Another key in cancer is a way to manage side effects of chemotherapy, and ASCO highlighted advances there, too. MGI Pharma Inc. offered data from a Phase III program showing its 5-HT3 antagonist palonosetron (for which a new drug application was submitted last year) beat GlaxoSmithKline plc's market leader Zofran (ondansetron) for chemo-induced nausea and vomiting.

MGI wants to nudge Zofran aside, along with the anti-nausea drugs Anzemet (dolasetron mesylate) from Aventis Pharmaceuticals Inc. and Kytril (granisetron) from Hoffmann-La Roche Inc.

Mucositis, another chemo side effect and one for which there is no approved treatment, is the target of Amgen Inc.'s recombinant keratinocyte growth factor palifermin, for which pivotal Phase III data were disclosed at ASCO.

Compared to placebo, the drug reduced the duration and incidence of severe oral mucositis three times better in patients with hematologic malignancies undergoing high-dose chemotherapy, radiotherapy and total body irradiation followed by hematopoietic stem cell support.

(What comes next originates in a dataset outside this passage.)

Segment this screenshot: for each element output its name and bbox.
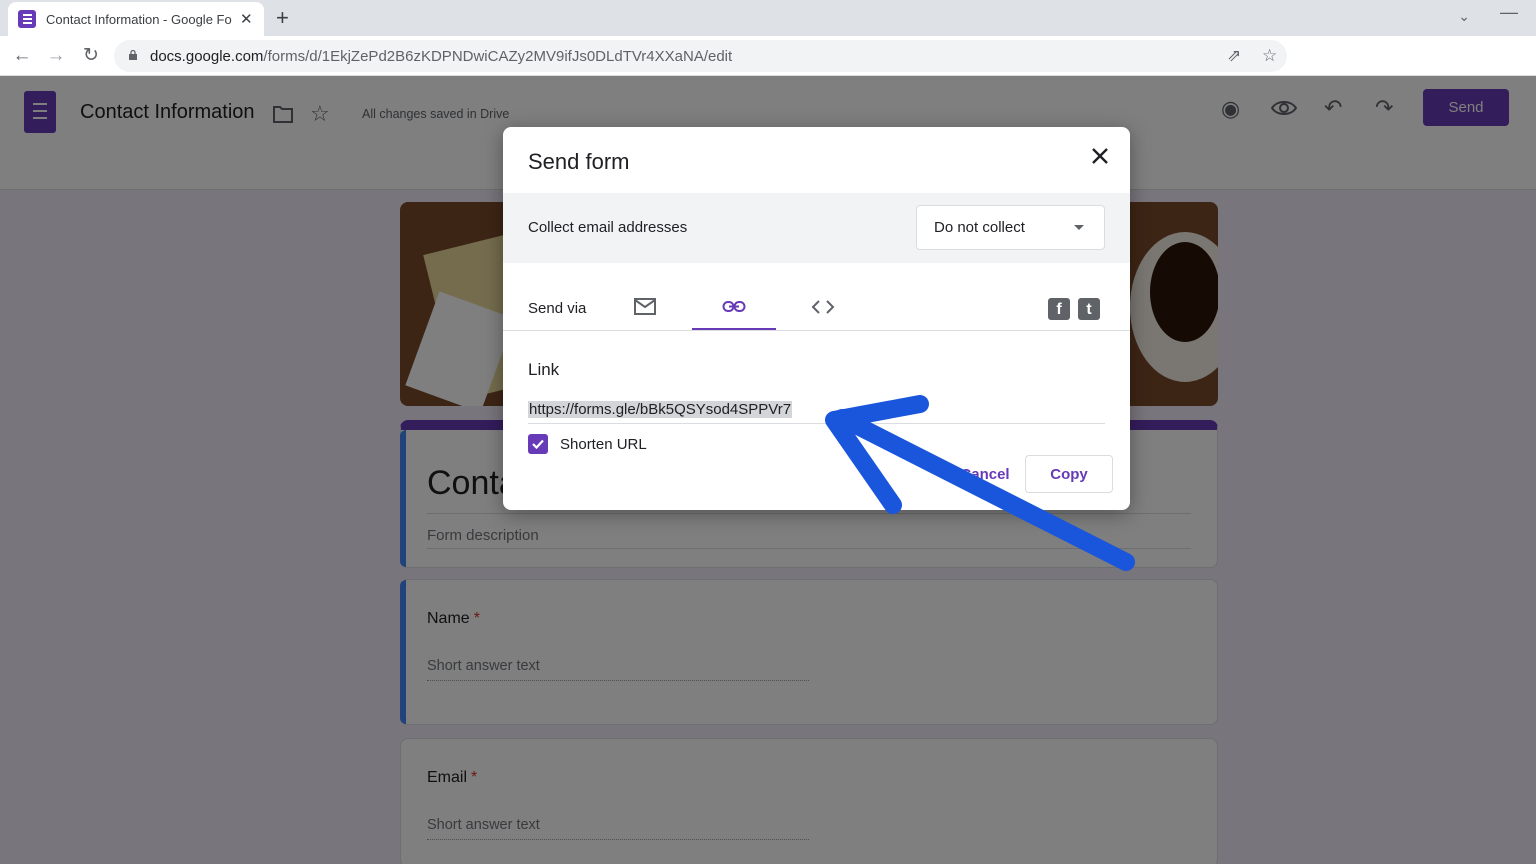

Such drugs will provide valuable backing for chemotherapy and for the likes of Erbitux, Avastin and Tarceva, as the "multi-modality" approach marches ahead, Cunningham predicted.

"We'll see fine-tuning of the management of advanced disease and the very rapid development of these [new anticancer] agents into the adjuvant setting," he said. "Progress is slow, but progress is real."